"Then why don't we have tea parties, and why don't we meet every week to knit chest protectors for the people who eat one another?"
"Because we no longer live in a town full of old ladies with nothing to do."
"There was an old clergyman who used to make me shiver with his dreadful stories," added Miss Yard eagerly.
"Not exactly. While the rest of you knitted, one of the ladies used to read aloud from a book, written by a missionary who had spent thirty years upon an island in the Pacific; and he did mention that, when he first went there, the people were not vegetarians."

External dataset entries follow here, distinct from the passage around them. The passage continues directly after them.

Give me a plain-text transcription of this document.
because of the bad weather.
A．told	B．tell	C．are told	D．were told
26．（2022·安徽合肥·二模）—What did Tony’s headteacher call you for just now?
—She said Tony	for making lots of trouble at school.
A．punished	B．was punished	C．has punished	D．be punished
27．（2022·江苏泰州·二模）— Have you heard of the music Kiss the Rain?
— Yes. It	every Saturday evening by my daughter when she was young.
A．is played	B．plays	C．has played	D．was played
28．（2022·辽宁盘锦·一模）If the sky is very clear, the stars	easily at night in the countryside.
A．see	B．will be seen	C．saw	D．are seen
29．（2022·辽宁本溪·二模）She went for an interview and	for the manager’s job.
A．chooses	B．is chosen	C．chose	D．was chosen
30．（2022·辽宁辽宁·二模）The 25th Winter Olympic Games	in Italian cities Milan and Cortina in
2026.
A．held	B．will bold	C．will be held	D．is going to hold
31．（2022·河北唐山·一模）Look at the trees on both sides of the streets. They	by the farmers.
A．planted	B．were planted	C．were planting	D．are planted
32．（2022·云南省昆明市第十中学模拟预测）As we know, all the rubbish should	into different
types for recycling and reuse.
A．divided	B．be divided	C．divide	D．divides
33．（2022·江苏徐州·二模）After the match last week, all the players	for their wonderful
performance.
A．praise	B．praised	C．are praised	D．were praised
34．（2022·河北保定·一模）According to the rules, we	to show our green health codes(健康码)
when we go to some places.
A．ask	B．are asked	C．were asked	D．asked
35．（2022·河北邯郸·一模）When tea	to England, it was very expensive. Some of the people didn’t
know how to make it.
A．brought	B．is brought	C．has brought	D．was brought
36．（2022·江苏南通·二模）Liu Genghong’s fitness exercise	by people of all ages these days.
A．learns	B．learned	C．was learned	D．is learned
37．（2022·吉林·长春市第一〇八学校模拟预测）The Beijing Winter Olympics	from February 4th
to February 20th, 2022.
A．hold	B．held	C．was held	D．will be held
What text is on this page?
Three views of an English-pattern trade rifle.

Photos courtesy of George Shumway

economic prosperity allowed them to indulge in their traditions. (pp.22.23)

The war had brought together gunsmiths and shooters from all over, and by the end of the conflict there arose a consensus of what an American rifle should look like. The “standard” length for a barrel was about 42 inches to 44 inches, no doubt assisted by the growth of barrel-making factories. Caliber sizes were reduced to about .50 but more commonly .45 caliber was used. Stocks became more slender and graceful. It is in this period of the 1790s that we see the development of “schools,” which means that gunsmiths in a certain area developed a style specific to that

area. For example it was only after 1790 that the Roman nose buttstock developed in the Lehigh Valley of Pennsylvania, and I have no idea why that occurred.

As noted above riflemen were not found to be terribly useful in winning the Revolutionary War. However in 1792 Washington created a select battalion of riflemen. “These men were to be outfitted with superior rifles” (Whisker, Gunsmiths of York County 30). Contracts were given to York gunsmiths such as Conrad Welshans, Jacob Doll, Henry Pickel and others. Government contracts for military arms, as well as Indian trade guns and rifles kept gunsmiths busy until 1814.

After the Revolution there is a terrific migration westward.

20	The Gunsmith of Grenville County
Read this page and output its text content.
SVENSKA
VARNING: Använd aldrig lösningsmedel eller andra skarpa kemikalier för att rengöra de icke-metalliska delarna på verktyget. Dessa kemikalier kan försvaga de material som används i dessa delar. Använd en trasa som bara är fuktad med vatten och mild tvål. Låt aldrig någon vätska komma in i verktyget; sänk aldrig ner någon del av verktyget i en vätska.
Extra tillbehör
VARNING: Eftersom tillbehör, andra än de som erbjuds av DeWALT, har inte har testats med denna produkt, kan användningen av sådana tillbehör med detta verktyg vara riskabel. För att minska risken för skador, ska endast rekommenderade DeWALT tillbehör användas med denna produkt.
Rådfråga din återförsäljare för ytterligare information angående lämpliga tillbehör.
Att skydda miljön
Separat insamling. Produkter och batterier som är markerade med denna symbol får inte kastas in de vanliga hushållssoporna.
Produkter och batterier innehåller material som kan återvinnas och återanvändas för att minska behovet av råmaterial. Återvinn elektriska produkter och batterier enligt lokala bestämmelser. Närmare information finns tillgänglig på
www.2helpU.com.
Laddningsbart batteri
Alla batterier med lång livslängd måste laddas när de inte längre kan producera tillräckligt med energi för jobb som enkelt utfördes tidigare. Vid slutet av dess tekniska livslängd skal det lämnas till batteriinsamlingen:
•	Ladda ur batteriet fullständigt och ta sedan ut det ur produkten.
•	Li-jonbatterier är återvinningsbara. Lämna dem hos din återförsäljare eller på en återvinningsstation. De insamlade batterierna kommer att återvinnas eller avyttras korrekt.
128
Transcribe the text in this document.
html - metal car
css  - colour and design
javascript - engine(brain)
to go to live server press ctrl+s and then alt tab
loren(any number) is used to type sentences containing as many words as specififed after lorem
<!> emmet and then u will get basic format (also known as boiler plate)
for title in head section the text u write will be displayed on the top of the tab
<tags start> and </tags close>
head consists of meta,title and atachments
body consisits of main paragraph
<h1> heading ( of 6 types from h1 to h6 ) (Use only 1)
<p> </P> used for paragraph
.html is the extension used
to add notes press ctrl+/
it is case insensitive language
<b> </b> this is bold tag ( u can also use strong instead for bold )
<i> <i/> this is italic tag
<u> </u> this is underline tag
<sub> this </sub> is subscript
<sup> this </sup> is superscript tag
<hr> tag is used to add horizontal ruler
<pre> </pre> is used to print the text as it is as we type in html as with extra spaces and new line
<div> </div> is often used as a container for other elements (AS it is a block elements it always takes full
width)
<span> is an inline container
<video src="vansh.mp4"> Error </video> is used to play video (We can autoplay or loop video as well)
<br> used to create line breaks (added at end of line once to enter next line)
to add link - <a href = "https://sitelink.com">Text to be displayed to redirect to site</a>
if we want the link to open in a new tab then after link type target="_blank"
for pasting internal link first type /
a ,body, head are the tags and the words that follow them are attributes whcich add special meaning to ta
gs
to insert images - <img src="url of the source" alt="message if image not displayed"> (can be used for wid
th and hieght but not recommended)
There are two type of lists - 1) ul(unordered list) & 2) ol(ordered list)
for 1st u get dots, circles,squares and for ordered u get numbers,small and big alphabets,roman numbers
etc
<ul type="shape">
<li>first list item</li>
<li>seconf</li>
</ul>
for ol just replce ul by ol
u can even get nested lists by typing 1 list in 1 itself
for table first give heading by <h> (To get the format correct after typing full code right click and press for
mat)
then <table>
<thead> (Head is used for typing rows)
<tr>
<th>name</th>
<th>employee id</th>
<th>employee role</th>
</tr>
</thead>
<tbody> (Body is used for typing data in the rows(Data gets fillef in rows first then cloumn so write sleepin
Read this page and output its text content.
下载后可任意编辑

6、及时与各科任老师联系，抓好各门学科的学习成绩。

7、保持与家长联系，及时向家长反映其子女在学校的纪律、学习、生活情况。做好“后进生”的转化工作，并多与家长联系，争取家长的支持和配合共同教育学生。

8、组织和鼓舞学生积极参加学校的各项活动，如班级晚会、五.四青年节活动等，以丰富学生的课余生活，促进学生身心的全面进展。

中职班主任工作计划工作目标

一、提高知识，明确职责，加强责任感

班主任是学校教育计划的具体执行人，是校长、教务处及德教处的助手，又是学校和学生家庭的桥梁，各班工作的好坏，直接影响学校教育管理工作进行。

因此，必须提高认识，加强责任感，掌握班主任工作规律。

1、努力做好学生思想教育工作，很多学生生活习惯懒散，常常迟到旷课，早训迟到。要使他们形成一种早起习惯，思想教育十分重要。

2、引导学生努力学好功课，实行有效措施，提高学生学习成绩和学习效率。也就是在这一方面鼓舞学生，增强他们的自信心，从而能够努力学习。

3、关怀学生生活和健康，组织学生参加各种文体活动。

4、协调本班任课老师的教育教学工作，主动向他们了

"And we sent him a lot of mufflers and mittens," cried Miss Yard.
"Yes, and he wrote back to say wool was much too warm for people who wore nothing at all."
"That's what made me shiver," said Miss Yard triumphantly. "It wasn't so much what they ate, as their walking about without clothes. They used to go to church with nothing on. It must have been dreadful for the poor clergyman. No wonder his health broke down. We must go back," said Miss Yard decidedly. "I can't think what made me so silly as to come here. Do you remember the lady who lived in a dandelion?"
"Now you really have puzzled me," laughed Nellie.
"A little yellow dandelion on a hill. There were no stairs to go up, but I didn't like it much in summer."
"I've got it! You mean the bungalow that belonged to Miss Winter. You didn't like her."